Update Thursday, 9:57 a.m.:
DSO management wrote to us saying the information provided below regarding the DSO contract proposal was dated. We've updated the copy to clarify that this was one of management's original proposals.
Update 6:45 p.m.:
At today's press conference, the Detroit Symphony Orchestra musicians urged management to return to the bargaining table. They say the strike is hurting area businesses, especially restaurants.
David Zainea co-owns the Majestic Cafe in Midtown, and he says business has taken a big hit since the musicians went on strike Oct. 4:
"We’re down almost 25% in the course of three months."

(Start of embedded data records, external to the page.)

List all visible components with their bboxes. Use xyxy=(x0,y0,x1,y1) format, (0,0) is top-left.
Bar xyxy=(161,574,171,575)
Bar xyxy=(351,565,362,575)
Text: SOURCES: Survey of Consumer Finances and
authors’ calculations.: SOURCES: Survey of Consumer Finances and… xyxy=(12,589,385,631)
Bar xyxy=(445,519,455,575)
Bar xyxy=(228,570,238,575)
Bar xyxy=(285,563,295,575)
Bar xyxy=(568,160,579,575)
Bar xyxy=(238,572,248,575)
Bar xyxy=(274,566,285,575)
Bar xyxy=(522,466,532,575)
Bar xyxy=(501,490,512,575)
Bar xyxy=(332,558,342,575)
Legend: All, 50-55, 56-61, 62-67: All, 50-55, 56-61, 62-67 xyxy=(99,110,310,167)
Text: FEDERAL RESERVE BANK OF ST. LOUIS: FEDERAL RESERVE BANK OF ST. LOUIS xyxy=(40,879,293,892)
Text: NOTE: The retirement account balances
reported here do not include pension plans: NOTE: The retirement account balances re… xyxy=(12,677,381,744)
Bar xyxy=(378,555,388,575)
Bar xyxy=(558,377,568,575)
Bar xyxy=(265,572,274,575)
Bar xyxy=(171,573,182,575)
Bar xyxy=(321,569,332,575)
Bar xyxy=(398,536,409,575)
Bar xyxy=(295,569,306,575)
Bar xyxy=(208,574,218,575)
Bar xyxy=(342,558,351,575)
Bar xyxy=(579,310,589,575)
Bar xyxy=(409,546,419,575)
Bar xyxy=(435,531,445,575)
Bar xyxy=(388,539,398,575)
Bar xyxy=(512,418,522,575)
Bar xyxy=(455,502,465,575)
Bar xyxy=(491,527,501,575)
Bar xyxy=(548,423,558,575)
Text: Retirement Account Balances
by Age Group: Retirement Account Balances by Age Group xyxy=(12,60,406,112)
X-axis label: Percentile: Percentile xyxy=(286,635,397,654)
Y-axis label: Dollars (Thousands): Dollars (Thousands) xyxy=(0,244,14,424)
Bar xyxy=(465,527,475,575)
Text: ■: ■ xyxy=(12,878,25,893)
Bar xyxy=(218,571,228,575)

The musicians said they wanted to use the suggested proposal U.S. Senator Carl Levin and then-governor Jennifer Granholm had issued as a roadmap.
That proposal called for a $36 million, 3-year contract that would require sacrifice from both sides.
DSO management issued a statement this afternoon saying they would submit a proposal to the federal mediator "detailing how it would spend $36 million over three years once it secures additional, sustainable funding that would both close the gap between its position and the union's and support the enhanced communal and educational activities that are now even more important for the orchestra to revive and thrive."
DSO board chair Stanley Frankel had originally said he took the Granholm-Levin recommendation seriously, but:
"A $36 million compensation package is beyond what every consultant and our Board have said is feasible."
The striking Detroit Symphony Orchestra musicians plan to announce a "major development" in their ongoing labor dispute with management this afternoon.
The Associated Press reports:
A statement released Wednesday by Local 5 of the American Federation of Musicians says business owners and family members of striking musicians also will attend a 2 p.m. EST news conference at the Majestic Cafe in midtown Detroit.
Michigan Radio's Jennifer Guerra has been following the DSO Strike that began last October. She will attend the news conference and provide an update.
DSO management had originally proposed the following cuts, known as 'Proposal B,' as a result of shrinking revenues for the Orchestra:
- cut current players salaries by a third
- cut new players' salaries by 42%
- eliminate tenure
- reduce the size of the orchestra
- require the players to teach and perform outside of the regularly scheduled concert season
The striking musicians countered management's proposal saying they would agree to a 22% pay cut that would gradually be restored, and they would agree to a reduction in the orchestra's size.